We assess the likelihood that our deferred tax assets will be recovered from future taxable income and to the extent we believe that recovery is not determinable beyond a “more likely than not” standard, we establish a valuation allowance. To the extent we establish a valuation allowance or increase or decrease this allowance in a period, we include an expense or benefit within the tax provision in the statement of operations.
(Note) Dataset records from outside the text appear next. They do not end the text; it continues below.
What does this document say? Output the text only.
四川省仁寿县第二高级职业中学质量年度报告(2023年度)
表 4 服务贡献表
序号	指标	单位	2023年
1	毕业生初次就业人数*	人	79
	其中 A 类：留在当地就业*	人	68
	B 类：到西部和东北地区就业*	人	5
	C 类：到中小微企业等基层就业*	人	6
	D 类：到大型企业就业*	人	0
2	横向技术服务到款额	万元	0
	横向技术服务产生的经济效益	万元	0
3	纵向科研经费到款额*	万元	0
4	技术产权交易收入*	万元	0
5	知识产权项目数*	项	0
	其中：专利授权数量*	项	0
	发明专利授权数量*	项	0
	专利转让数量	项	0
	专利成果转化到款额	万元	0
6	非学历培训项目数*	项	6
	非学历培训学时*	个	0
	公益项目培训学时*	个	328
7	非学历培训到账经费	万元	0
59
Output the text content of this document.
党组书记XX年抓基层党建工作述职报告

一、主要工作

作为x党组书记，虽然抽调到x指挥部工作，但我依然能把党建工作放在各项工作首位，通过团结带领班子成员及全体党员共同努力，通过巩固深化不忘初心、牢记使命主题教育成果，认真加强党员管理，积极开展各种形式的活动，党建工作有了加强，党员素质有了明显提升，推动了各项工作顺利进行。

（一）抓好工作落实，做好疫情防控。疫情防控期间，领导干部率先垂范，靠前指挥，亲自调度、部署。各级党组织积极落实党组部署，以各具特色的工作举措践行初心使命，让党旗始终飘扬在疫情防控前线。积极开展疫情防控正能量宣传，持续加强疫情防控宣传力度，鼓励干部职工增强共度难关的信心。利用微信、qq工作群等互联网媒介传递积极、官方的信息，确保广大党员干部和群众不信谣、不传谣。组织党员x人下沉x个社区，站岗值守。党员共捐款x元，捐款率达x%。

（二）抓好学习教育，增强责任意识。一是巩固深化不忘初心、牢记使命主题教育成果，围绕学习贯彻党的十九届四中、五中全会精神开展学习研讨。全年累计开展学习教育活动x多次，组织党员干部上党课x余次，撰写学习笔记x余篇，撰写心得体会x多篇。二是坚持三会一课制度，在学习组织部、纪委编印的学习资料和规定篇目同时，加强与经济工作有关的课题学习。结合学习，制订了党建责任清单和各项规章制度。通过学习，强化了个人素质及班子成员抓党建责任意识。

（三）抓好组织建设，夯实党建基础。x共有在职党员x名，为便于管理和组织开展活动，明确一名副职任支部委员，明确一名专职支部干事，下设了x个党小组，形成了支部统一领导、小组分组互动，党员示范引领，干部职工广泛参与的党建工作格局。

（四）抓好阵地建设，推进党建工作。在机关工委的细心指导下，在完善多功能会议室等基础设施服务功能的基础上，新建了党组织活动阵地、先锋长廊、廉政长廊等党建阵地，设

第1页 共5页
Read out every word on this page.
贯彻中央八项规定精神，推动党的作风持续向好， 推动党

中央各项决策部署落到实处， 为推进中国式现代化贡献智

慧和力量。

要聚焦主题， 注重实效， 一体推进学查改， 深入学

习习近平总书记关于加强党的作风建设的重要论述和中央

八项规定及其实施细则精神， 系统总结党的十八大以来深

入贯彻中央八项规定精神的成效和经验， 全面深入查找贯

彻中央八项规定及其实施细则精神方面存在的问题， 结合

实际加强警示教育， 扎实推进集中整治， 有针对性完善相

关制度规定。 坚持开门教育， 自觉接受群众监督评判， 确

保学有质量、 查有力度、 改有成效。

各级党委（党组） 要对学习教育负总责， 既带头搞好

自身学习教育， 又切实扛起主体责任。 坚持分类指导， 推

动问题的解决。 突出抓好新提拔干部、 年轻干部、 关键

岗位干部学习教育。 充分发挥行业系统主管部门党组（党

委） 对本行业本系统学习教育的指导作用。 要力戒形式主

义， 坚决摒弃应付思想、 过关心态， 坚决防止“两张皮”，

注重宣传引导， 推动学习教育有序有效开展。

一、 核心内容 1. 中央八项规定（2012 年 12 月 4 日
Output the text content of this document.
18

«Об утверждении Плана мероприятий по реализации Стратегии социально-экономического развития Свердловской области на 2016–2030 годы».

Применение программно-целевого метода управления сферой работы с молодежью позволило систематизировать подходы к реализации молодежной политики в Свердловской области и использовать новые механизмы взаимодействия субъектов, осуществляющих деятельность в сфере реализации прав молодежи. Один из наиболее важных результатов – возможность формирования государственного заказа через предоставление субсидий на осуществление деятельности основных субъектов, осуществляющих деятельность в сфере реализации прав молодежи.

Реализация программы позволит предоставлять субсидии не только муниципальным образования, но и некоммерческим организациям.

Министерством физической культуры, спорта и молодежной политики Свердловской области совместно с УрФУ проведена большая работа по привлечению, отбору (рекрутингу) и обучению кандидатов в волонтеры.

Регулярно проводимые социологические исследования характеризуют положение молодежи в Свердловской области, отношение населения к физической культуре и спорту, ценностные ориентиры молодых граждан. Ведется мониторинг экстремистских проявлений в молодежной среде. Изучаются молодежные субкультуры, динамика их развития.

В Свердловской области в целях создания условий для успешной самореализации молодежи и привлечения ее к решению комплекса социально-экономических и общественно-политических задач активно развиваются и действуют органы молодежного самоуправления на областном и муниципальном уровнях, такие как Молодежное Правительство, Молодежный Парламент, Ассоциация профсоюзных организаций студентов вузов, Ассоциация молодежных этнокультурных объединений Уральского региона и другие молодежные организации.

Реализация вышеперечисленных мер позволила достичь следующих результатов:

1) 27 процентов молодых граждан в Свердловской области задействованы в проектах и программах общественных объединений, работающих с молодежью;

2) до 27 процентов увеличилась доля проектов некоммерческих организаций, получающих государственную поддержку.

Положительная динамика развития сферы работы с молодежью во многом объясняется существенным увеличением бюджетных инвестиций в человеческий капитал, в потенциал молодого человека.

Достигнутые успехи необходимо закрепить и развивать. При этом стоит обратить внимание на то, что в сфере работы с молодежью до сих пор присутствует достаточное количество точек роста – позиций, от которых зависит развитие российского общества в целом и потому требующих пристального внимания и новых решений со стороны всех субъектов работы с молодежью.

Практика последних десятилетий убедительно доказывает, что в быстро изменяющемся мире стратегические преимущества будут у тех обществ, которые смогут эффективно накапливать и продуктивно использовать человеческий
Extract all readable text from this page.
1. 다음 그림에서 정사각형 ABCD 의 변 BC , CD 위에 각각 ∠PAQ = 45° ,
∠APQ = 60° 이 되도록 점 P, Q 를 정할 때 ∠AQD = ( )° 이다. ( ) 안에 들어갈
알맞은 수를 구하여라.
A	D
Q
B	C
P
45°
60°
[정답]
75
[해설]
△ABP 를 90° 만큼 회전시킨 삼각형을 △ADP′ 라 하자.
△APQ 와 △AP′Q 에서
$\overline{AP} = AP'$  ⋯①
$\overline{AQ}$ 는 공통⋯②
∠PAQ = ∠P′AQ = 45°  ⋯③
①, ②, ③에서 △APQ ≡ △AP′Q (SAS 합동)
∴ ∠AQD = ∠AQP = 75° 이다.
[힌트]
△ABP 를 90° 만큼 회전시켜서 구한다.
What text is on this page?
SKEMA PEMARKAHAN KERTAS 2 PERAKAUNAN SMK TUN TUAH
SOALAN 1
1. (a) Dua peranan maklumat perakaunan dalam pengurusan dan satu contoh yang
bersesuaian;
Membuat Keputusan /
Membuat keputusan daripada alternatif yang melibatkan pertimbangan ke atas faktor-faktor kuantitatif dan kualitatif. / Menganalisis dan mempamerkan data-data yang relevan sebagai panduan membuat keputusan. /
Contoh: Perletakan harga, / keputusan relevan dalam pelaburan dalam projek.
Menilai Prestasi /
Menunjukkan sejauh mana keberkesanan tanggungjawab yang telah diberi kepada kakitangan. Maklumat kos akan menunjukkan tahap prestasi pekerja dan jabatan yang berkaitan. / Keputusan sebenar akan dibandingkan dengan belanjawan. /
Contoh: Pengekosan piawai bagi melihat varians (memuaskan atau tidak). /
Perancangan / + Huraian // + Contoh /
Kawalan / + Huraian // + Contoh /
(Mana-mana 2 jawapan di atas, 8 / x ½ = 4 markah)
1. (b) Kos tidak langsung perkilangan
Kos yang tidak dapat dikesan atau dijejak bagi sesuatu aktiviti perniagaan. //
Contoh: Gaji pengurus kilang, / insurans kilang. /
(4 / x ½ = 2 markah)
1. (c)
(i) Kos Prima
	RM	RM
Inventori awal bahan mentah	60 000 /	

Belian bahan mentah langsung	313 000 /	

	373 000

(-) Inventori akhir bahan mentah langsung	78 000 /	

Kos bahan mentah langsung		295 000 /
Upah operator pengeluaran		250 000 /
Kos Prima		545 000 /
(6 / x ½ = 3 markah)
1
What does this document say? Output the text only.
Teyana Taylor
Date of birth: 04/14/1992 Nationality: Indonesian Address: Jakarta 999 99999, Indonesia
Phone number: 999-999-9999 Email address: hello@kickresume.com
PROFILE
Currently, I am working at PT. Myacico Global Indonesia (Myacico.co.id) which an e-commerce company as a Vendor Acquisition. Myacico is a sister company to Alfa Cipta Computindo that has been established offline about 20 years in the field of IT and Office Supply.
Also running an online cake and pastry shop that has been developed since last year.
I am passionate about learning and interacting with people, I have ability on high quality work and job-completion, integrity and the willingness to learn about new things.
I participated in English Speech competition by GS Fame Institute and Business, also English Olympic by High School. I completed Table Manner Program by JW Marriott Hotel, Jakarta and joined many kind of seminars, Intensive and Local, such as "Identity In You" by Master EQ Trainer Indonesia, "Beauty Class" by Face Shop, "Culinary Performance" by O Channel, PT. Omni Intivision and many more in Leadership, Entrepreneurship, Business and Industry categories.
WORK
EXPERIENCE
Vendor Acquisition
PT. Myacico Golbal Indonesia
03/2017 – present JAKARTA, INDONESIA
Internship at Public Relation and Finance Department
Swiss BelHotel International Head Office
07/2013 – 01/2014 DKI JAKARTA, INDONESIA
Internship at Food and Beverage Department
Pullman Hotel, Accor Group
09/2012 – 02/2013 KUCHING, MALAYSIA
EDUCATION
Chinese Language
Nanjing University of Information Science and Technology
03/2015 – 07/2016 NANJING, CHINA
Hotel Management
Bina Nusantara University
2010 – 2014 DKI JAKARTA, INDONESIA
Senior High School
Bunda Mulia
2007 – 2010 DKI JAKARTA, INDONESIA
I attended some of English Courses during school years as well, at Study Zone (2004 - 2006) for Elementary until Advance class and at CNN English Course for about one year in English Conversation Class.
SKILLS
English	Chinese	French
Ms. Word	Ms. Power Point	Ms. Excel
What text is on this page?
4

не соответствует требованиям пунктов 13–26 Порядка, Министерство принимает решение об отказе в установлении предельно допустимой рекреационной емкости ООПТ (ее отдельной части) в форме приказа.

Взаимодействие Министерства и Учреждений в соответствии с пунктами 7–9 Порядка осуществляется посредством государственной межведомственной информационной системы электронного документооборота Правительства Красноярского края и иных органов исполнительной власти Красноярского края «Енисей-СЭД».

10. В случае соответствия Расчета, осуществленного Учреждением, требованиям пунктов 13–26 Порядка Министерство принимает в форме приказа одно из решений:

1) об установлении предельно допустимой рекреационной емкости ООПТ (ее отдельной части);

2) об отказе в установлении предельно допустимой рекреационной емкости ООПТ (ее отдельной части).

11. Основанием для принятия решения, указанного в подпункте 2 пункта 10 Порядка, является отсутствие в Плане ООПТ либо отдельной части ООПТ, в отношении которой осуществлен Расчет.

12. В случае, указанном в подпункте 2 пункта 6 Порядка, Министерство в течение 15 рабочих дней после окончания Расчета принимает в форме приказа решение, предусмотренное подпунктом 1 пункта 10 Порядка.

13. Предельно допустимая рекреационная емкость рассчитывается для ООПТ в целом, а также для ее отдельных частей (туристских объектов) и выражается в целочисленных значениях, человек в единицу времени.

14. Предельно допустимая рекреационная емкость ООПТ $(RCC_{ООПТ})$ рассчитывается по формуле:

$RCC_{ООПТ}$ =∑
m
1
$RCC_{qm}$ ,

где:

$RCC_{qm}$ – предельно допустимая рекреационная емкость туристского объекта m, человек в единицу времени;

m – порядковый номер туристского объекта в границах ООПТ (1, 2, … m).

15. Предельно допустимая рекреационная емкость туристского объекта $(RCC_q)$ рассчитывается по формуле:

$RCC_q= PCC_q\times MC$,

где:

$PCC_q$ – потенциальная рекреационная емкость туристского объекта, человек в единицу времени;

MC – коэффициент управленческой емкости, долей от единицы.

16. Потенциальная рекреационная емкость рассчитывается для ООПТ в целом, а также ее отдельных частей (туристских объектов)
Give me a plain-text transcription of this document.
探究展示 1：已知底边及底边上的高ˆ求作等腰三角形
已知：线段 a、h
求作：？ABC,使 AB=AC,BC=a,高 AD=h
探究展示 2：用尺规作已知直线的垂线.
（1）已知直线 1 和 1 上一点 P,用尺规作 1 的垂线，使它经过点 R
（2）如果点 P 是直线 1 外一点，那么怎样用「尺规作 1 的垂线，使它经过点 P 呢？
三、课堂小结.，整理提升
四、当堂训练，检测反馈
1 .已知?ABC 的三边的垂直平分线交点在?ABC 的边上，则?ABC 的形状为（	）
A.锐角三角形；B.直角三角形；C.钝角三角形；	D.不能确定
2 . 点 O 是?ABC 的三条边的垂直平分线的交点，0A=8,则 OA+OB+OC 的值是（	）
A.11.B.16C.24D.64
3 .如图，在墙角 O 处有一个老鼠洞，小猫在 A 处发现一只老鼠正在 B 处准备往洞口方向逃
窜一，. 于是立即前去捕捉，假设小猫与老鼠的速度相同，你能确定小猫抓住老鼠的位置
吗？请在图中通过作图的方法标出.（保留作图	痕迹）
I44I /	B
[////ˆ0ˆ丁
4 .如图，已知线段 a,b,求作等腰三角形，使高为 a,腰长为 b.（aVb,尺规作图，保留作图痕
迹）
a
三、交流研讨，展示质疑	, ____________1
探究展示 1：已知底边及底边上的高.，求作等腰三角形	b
The calculation of our tax liabilities involves dealing with uncertainties in the application of complex tax regulations. We recognize liabilities for uncertain tax positions based on a two-step process. The first step is to evaluate the tax position for recognition by determining if the weight of available evidence indicates that it is more likely than not that the position will be sustained on audit, including resolution of related appeals or litigation processes, if any. If we determine that a tax position will more likely than not fail to be sustained on audit, the second step requires us to estimate and measure the tax benefit as the largest amount that is more than 50% likely to be realized upon ultimate settlement. It is inherently difficult and subjective to estimate such amounts, as we have to determine the probability of various hypothetical outcomes. We re-evaluate these uncertain tax positions on a quarterly basis. This evaluation is based on factors such as changes in facts or circumstances, changes in tax law, new audit activity, and effectively settled issues. Determining whether an uncertain tax position is effectively settled requires judgment. Such a change in recognition or measurement would result in the recognition of a tax benefit or an additional charge to the tax provision in the period in which a change in judgment occurs.
Recently Issued and Adopted Accounting Pronouncements
For a discussion of recently adopted accounting pronouncements, see Recently Issued Accounting Pronouncements in Note 1, The Company and its Significant Accounting Policies , of the notes to the consolidated financial statements appearing elsewhere in this Form 10-K.